I don't think we can stop the "Playing God" train. Even with strict ethical laws you will still have people breaking them. Once the technology is there you can't just make it go poof overnight. China is gonna do what it wants.
 
Somehow I suspect that at some level money from the US is funding these gay monster-baby experiments in China. Just like the Wuhan lab was funded for virus research before covid.

If they want gay monster-babies, they would be better off focusing on providing clone babies for gay men.
 
It's all done for ego. It's unethical to do it in humans, when there are far more ethical and safer means of reproduction that don't have a huge list of potential unknowns that risk showing up generations down the line.

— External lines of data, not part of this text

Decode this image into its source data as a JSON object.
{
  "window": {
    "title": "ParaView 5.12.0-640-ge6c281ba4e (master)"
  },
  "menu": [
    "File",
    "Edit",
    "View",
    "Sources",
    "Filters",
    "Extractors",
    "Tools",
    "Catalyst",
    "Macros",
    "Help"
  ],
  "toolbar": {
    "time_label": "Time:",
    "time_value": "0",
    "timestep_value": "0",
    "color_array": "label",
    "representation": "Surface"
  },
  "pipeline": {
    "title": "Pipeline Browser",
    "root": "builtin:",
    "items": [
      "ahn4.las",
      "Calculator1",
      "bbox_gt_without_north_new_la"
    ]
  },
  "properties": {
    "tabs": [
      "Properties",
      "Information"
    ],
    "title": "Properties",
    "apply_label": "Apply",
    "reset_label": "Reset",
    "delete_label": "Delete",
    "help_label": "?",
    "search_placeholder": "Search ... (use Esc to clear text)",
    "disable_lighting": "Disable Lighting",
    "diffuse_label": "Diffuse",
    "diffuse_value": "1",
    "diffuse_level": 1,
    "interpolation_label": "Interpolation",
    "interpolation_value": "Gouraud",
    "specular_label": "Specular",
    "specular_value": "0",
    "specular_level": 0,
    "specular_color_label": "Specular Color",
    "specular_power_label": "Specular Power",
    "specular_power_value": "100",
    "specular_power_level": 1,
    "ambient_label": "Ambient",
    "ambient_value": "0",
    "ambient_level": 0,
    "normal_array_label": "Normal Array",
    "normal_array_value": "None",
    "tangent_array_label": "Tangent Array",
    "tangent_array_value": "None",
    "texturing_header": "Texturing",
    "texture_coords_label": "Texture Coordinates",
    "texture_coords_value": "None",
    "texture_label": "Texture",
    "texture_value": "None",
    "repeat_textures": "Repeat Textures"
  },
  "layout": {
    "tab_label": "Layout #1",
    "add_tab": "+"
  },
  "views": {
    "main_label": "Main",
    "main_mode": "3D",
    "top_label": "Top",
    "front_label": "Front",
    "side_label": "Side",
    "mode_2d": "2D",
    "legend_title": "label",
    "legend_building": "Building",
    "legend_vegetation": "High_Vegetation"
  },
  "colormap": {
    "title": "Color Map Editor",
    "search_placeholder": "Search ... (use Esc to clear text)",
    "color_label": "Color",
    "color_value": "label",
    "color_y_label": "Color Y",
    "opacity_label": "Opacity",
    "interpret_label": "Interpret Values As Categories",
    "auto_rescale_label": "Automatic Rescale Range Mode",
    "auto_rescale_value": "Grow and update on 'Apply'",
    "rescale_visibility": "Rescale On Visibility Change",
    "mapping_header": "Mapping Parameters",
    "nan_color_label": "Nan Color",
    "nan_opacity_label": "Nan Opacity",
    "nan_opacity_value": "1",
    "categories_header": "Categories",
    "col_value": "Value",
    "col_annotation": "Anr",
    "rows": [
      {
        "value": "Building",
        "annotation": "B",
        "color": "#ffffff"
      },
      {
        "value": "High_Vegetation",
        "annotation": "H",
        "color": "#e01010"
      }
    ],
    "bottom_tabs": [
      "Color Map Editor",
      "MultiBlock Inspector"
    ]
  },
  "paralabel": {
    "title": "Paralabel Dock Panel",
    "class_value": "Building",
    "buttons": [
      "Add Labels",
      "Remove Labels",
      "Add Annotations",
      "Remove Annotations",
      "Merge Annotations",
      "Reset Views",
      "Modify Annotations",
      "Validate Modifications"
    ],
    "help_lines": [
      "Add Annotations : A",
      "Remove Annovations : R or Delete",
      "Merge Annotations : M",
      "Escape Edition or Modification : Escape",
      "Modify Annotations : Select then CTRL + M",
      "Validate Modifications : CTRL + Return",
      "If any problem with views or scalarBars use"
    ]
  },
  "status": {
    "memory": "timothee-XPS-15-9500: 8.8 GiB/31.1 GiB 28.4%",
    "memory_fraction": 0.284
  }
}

Hence why this macabre research is done in China, of all places. Those fucking bugmen have absolutely no ethics or morals. Their entire culture is built on theft and scamming, they'd fuck over their own grandparents for an extra yuan, so what's to stop them from genetically engineering these horrors? Absolutely nothing. And if you don't think they're working on the same thing for genetically engineered superhumans, I have some beachfront property in Iowa to sell you.
 
This has been theorized for literal decades; using cell stemming to create a male egg/female sperm is technically possible, but this looks like they just combined the chromosomes of two males in a hollowed out donor egg; thr mitochondrial DNA will still be from the mother (technically giving three parents.